Into the Wild (2007)
8/10
Welcome to wherever you are...
27 July 2009
It's a fact that some images are so beautiful that justify the whole viewing of a film. That's what I thought of "Into the wild" the first time I saw it: I found it beautifully shot, owner of breathtaking images that tried to dissimulate its dramatic and ideological imperfections. I also thought of it as a film where ideology and drama where the same thing. Now, on a second viewing I've found a lot more, primarily because I was able to separate the dramatic part from the ideology. Ideologically, I still think it's pretty basic, but it's so dramatically powerful that it buries the ideals, or something like it. We worry about the fate of a character whose life choice (which involves living by himself in Alaska with the sole company of nature and nothing else as a final destination) has been defined by an ideal –a philosophy- and yet I find the places he goes to, the things he witnesses and the characters he encounters, more interesting than the words he speaks and the quotes he cites from a dozen books.

This is probably because there are hundred guys out there who want to do what Chris McCandless (a phenomenal Emile Hirsch) did, for the same reasons too; but it's his life that Sean Penn decided to show on screen, and his work as a director is so dedicated that we have to end up caring. Penn faithfully adapted Jon Krakauer's homonymous book and personally interviewed the McCandless family to give full life to a side that the book may have left untreated. Chris relationship with his parents was difficult, he had to live many lies for many years and he could only find comfort in his sister Carine. Jena Malone plays tenderly this role that has her more as a narrator than someone with a physical presence. But that's enough for the viewer to get and idea of who Chris really was, without the philosophy included, something Carine didn't understand completely.

And that's also enough for Penn. With Malone's voice, Eric Gautier's ("Diarios de Motocicleta") photography, Eddie Vedder's powerfully sang songs and the accurate casting for the marvelous supporting characters; the director commences the journey. Shot entirely on location and without the use of risk doubles whatsoever, "Into the wild" emerges as a liberating road trip, and one that Sean Penn, eternal rebel, probably did (or would have done for that matter) when he was young. If the man was younger, I bet he would have also starred the film.

In part, this is why the movie also has a documentary feel, with honest moments of Hirsch almost improvising and looking at the camera that give a sense of intimacy; with conversations overheard, or observed from a distance, as if being closer meant prying. The sceneries, all beautiful and not only admirably shot but also shot with admiration, seem as something discovered for the first time; and some people who appear to describe them are surely from the whereabouts.

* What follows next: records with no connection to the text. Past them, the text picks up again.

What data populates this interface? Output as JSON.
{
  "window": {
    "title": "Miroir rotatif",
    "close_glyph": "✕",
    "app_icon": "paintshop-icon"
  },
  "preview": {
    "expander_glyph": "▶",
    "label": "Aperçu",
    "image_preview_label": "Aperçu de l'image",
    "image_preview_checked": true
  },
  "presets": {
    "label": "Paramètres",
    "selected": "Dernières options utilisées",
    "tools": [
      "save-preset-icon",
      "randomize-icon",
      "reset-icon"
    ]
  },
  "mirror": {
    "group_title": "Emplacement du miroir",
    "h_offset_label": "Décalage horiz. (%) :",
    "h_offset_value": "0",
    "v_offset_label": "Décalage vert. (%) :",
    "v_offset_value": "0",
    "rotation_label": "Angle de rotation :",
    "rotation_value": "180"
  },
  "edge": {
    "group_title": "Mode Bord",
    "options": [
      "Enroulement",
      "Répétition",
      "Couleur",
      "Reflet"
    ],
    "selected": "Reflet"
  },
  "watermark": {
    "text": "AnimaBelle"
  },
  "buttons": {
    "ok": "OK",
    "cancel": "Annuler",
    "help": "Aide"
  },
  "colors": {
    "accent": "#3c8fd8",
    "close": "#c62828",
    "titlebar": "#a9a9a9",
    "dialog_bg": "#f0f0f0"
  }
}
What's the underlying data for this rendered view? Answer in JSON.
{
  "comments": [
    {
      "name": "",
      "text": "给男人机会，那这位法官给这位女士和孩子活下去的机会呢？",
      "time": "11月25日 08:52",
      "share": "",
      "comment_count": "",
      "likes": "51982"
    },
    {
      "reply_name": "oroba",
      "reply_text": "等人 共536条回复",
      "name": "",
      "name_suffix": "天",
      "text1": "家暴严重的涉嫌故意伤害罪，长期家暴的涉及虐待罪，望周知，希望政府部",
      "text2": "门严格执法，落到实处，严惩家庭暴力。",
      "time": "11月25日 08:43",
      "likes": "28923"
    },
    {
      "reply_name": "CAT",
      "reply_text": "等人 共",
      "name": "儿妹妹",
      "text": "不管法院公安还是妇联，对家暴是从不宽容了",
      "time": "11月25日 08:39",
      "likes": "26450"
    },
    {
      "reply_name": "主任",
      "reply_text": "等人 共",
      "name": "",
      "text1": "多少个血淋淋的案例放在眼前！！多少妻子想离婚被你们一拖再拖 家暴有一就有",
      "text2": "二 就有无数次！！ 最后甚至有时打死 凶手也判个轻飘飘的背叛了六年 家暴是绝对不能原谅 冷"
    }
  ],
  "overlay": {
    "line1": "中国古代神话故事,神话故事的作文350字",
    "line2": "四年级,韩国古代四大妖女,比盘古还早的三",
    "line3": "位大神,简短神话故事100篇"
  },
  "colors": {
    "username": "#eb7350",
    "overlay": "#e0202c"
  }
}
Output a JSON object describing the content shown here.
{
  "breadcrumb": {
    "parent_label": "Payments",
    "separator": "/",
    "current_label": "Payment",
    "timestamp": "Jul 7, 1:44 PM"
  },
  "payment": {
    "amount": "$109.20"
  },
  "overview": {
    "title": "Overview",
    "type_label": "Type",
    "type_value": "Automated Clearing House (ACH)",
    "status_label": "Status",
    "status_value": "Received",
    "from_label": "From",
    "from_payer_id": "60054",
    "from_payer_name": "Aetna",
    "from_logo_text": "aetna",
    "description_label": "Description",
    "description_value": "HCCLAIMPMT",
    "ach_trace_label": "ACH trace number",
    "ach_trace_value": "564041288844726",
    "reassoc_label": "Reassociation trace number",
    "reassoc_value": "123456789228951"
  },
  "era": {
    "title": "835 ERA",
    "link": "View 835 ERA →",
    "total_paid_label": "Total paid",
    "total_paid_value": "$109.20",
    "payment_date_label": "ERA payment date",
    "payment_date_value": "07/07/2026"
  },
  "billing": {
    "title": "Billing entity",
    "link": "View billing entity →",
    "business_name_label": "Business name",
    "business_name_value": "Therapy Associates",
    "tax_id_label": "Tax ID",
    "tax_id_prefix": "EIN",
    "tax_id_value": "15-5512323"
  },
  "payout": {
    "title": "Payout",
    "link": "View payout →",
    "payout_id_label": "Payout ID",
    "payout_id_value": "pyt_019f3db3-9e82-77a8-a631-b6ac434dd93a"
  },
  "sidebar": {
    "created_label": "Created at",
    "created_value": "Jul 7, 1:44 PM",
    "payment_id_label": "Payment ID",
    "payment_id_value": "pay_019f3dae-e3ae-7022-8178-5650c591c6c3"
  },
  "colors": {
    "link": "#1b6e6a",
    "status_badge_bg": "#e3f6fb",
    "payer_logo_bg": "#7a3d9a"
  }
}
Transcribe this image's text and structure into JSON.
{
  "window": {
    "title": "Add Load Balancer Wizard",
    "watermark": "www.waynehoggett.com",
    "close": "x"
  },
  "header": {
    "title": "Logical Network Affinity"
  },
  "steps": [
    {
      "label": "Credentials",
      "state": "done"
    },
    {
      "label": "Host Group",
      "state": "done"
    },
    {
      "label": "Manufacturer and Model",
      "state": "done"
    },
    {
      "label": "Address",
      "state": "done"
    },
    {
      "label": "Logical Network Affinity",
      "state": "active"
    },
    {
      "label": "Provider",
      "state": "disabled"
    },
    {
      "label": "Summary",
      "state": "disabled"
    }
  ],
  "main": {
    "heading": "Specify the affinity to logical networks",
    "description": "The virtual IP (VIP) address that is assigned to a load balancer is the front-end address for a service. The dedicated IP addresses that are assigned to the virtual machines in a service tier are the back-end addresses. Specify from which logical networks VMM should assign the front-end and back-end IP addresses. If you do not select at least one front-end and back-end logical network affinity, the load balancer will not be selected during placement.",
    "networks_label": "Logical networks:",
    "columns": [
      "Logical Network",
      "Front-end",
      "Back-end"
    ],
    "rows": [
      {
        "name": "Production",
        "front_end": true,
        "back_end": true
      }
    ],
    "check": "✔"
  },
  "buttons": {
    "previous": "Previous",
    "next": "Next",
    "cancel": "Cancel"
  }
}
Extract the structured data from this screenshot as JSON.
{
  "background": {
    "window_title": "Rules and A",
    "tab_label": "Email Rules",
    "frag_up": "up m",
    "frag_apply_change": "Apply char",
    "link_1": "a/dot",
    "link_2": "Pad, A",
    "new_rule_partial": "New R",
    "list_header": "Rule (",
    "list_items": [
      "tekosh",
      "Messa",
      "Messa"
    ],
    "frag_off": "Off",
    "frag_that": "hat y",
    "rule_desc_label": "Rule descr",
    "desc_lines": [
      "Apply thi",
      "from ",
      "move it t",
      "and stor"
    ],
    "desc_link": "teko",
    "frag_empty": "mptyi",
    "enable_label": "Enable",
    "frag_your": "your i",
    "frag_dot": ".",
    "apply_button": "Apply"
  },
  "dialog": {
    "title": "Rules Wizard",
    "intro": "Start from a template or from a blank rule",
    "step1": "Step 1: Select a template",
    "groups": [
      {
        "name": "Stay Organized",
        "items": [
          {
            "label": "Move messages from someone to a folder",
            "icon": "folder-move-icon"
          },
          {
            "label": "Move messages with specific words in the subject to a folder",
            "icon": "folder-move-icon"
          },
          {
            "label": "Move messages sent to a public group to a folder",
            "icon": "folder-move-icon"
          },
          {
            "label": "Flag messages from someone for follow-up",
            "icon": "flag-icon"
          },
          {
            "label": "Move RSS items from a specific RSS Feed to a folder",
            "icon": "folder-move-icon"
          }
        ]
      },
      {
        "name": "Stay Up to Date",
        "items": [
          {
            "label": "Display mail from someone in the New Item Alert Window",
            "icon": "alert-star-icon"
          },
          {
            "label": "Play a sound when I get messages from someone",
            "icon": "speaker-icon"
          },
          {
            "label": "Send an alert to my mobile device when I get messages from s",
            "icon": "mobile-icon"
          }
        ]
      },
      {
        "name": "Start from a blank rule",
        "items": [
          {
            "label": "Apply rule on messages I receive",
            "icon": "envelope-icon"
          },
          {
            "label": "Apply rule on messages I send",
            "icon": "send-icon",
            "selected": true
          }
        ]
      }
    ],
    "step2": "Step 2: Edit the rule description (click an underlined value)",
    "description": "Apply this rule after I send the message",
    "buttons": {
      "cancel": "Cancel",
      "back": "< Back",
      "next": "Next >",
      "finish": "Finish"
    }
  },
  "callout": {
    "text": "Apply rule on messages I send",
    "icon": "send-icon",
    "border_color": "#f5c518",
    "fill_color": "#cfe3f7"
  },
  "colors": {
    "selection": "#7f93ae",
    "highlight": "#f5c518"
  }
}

I don't really know if Chris actually learns anything in his journey, his ideals being so simple (something questioned by the people he meets) and him being so stubborn. He feels there's nothing new to be learnt, but what does occur to him is that he discovers. He discovers the places we experience with him, places of extreme materialism, places of extreme misery, and the balance; he discovers, with Jan (Catherine Keener, brilliant) and Rainey (Brian Dierker, very natural) that one person can have an enormous impact on others, even if it's for a few days; he discovers, with Tracy (marvelous Kristen Stewart, watch how she can't take her eyes off of him) that there's a room for romance even if we don't want it; and that one can be someone's last chance for happiness, as an old man (Hal Holbrook) expresses.

These things are all the same, and conversations in the film are few because this time images say more. The construction of the film works that way, and works well because it shows us its moment of total silence -the days Chris spent in Alaska living on a bus- combined with the rest of the story, so that it doesn't become tedious to watch it all at once (we've all seen "Cast Away"). Remember that Sean Penn is an actor, and his film has the dramatic power to survive on images only; but he knows without words we wouldn't be able to feel the way every character feels about Chris, regardless any philosophy: we don't want him to go away.